I
La luz que lava el frío de noviembre me sorprende en el tren
de camino a Madrid. Es la luz insolente que corona y divide, que desnuda y
delata y nos desvela que el mundo es esta clara aureola de tiempo donde bulle
el minuto de luz en el que ardemos, un segundo de luz antes que el tren con su denso
silencio y sus ventanas se interne en aquel túnel y nos anuncie su final de
trayecto.
II
Es la luz evidencia o la luz bisturí, la que afila sus vértices
en el frío invisible de noviembre. Podría distinguirla en cualquier sitio, y
casi a cualquier hora.

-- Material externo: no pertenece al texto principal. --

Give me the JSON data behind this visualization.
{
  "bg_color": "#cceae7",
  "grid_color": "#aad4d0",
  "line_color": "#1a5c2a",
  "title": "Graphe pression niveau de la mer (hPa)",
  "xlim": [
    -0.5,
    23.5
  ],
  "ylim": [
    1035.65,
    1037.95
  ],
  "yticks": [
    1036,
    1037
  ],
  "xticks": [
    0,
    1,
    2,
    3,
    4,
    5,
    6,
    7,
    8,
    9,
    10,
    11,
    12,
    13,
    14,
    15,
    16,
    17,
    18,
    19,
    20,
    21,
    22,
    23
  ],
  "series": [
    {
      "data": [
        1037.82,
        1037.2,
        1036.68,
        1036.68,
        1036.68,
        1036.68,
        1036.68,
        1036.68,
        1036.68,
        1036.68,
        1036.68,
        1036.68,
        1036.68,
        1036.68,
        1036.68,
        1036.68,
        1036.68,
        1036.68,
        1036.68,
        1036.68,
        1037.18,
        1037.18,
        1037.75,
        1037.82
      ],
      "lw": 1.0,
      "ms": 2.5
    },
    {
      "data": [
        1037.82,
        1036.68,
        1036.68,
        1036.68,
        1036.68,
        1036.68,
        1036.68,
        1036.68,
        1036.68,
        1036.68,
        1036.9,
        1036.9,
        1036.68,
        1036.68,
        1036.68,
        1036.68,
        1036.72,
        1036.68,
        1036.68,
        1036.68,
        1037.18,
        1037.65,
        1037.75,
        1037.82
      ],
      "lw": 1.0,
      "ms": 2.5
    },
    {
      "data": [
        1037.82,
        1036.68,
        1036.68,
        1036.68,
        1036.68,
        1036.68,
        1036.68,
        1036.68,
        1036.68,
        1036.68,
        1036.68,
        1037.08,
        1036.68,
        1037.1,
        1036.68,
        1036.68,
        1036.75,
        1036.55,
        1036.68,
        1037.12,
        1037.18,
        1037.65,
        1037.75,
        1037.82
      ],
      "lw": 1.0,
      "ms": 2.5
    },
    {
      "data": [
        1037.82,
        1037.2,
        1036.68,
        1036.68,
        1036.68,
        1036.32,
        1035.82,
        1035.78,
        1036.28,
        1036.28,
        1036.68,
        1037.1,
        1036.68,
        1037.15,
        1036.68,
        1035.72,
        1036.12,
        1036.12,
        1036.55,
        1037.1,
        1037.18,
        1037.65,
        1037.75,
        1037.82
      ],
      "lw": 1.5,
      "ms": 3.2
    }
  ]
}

Es la luz que en los días laborables ilumina los parques
donde aquellos ancianos alimentan palomas, es la misma que llena de esperanza y
de fe al caminante que partiera en el alba y que a estas horas corona ya la
cumbre, la misma que en los ojos espejo de la niña, la del iris tan negro, se
refleja sin nombre y traza sombras de dragones y estrellas en las blancas
paredes de su cuna.
III
Algunos domingos por la tarde nos íbamos a la caseta
abandonada que estaba junto a las vías del tren. Le llamábamos ‘El paraíso’.
Desde allí, desde aquella periferia de la periferia urbana, veíamos pasar
trenes mientras el sol caía detrás de nuestras cabezas. Era siempre noviembre. Nos
gustaban las grúas, el cuento que inventaba las vidas de la gente que vendría a
vivir a aquellas casas o el hilo de esas otras que latían detrás de las
ventanas que se iban encendiendo contra el muro con el paso del tren ¿De dónde
volvería aquella chica? ¿Qué vida le esperaba al otro lado? ¿Quién era aquel
señor que contemplaba con gesto estupefacto nuestro barrio?
Hoy soy yo la que pasa, la que mira el lugar desde la
ventanilla, la que vuelve de un sitio, la que mira con ojos encendidos nuestro
barrio: ya no está la caseta, ni hay jóvenes sentados en los bancos, ni late en
mis rodillas esa intensa emoción que consistía en correr muy deprisa al lado de
los trenes con los brazos abiertos como aviones. Sólo la luz persiste. La luz y
su recuerdo. Ahora ya la veo desde el tren.